Pulse Wave Velocity (PWV) is recognized by clinicians as an index of
mechanical properties of human blood vessels. This concept is based on the Moens-
Korteweg equation, which describes the PWV in ideal elastic tubes. However, measured
PWV of real human blood vessels cannot be always interpreted by the Moens-Korteweg
equation because this formula is not precisely applicable to living blood vessels. It is
important to understand the wave propagation in blood vessels for a more reliable
diagnosis of vascular disease. In this study, we modeled uniform arteries in a threedimensional
coupled fluid-solid interaction computational scheme, and analyzed the
pulse wave propagation. A commercial code (Radioss, Altair Engineering) was used to
solve the fluid-solid interactions. We compared the regional PWV values obtained from
various computational models with those from the Moens-Korteweg equation, and
discuss the accuracy of our computation. The PWV values from the thick-walled artery
model are lower than those from the Moens-Korteweg equation.

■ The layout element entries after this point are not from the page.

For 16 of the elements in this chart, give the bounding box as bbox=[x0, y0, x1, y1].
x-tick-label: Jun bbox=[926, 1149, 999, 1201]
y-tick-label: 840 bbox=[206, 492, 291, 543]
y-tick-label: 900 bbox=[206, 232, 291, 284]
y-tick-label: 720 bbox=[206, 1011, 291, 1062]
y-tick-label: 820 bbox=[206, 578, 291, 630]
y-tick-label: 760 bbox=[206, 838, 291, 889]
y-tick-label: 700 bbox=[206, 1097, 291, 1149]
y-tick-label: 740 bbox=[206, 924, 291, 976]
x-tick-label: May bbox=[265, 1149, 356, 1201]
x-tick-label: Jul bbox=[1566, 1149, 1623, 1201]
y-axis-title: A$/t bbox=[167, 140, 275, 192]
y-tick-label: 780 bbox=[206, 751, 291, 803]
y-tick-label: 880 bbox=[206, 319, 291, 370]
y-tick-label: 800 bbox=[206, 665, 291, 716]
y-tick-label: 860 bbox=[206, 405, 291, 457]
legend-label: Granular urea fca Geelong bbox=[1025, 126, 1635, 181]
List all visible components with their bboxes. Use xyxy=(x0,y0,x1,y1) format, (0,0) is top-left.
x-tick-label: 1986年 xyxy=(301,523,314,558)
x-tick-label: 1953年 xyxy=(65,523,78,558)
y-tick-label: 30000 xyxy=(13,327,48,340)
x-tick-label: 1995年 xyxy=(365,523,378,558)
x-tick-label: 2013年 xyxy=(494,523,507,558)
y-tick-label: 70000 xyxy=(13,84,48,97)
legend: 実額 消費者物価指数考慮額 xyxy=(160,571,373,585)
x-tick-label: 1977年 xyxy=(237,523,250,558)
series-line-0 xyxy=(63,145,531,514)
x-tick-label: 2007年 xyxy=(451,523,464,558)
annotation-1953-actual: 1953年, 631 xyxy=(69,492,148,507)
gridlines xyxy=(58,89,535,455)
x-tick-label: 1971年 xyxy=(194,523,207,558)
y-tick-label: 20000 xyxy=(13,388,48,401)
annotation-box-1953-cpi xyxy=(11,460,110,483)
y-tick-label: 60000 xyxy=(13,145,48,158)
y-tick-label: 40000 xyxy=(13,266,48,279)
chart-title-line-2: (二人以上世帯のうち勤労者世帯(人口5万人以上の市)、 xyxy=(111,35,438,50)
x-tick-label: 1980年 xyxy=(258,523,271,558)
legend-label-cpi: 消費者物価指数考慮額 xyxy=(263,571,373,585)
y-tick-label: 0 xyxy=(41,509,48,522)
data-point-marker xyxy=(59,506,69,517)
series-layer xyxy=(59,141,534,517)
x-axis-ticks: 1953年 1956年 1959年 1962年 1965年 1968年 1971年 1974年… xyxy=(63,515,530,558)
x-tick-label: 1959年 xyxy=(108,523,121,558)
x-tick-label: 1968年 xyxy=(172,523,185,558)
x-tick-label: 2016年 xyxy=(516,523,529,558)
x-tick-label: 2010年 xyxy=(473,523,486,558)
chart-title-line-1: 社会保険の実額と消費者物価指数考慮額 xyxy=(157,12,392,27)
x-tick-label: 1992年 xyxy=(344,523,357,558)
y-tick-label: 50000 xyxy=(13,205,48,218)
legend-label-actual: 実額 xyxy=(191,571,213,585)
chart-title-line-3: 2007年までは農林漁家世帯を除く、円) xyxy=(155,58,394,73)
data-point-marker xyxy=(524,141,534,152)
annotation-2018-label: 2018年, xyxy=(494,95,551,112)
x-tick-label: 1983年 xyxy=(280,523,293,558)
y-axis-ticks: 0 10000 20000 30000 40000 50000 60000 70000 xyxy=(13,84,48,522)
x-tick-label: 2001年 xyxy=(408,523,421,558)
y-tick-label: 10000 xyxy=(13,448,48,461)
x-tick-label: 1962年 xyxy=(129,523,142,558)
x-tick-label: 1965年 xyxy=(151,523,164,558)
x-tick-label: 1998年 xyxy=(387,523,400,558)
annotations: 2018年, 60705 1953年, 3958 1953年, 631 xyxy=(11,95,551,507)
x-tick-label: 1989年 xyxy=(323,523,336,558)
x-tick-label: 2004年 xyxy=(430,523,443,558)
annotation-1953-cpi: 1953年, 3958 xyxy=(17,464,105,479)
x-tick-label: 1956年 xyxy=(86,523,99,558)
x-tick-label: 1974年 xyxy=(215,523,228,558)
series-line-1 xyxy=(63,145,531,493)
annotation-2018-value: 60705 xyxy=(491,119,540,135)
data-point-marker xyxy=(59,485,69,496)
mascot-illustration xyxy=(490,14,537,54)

Nevertheless, the
differences are less than 7% up to 12 m/s of the PWV, indicating these computational
methods for the PWV analysis are accurate enough to evaluate its value quantitatively.
Keywords: Pulse wave propagation, fluid-solid interactions, PWV, large blood
vessels, blood flow, Moens-Korteweg equation, arterial wall stiffness, arbitrary
lagrangian eulerian, wave reflection, sound speed.